Duluth International Airport serves the northeastern portion of Minnesota. RS&H continues a long relationship serving the airport and region.
RS&H was part of a team that prepared an update to the Airport Master Plan. Since that update, RS&H has provided planning services in support of the general consulting role. Planning assignments have included airspace obstruction analyses including FAR Part 77 and TERPS, temporary impact assessments associated with airfield construction projects, and airfield design characteristic assessments supporting many facility improvement projects.
RS&H also conducted a security assessment of the terminal facility. This assessment focused on improving passenger convenience while meeting expanding federal requirements for baggage and passenger screening.
RS&H was again selected to prepare a new Airport Master Plan Exhibit A update and Airport Layout Plan (ALP) drawings using updated aerial mapping and obstruction surveying. The study included committee involvement, public outreach participation, and internet support of study findings.
The replacement terminal for Duluth International Airport creates a dynamic first impression to the port city of Duluth and the region. The terminal draws inspiration from local forms, materials, and landscaping that is native to the environment. For instance, the design of the landside lobby roof is a metaphor for the waves of Lake Superior. The deep reddish cladding on the architecture core is symbolic of the steel hulls on the freighters and ships that navigate the Great Lakes.
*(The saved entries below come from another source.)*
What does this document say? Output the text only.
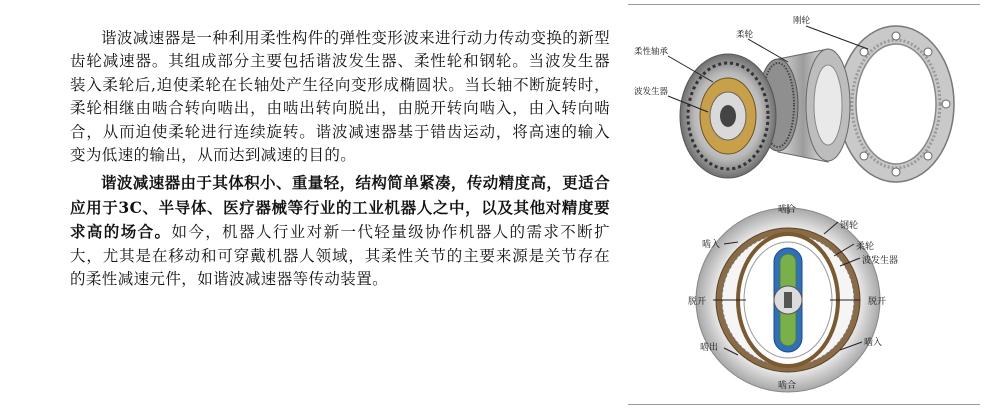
谐波减速器是一种利用柔性构件的弹性变形波来进行动力传动变换的新型齿轮减速器。其组成部分主要包括谐波发生器、柔性轮和钢轮。当波发生器装入柔轮后,迫使柔轮在长轴处产生径向变形成椭圆状。当长轴不断旋转时，柔轮相继由啮合转向啮出，由啮出转向脱出，由脱开转向啮入，由入转向啮合，从而迫使柔轮进行连续旋转。谐波减速器基于错齿运动，将高速的输入变为低速的输出，从而达到减速的目的。

谐波减速器由于其体积小、重量轻，结构简单紧凑，传动精度高，更适合应用于3C、半导体、医疗器械等行业的工业机器人之中，以及其他对精度要求高的场合。如今，机器人行业对新一代轻量级协作机器人的需求不断扩大，尤其是在移动和可穿戴机器人领域，其柔性关节的主要来源是关节存在的柔性减速元件，如谐波减速器等传动装置。

柔性轴承
波发生器
柔轮
刚轮
啮合
钢轮
柔轮
波发生器
啮入
脱开	脱开
啮出	啮入
啮合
Natural light bathes the terminal interior to enhance the human experience and as a passive sustainable design feature.
The building was designed to LEED Silver standards with sustainable green energy features, including geothermal heating, natural lighting, and a highly efficient water system.
Upon opening, the Duluth News Tribune described the new terminal as having a “wow” factor.
The Duluth Airport Authority was seeking to replace a 30-year-old terminal building that was congested in the security screening and holdroom areas. There was no method to expand the old building, plus it was energy inefficient and dated in design. Further, the terminal was located too close to the runway based on current FAA design standards. Therefore, a new terminal was needed. However, the approximately $58 million total terminal project cost was beyond the limits of what a relatively small community could afford. RS&H assisted the airport authority in seeking additional federal funds for the project by three steps. First, fully justifying the need for the project. Second, identifying all potential parts of the project that could be federally funding. And, third, presenting the benefits of the project to FAA and elected officials. In the end, over $30 million in federal funds was obtained for the project, which opened in early 2013.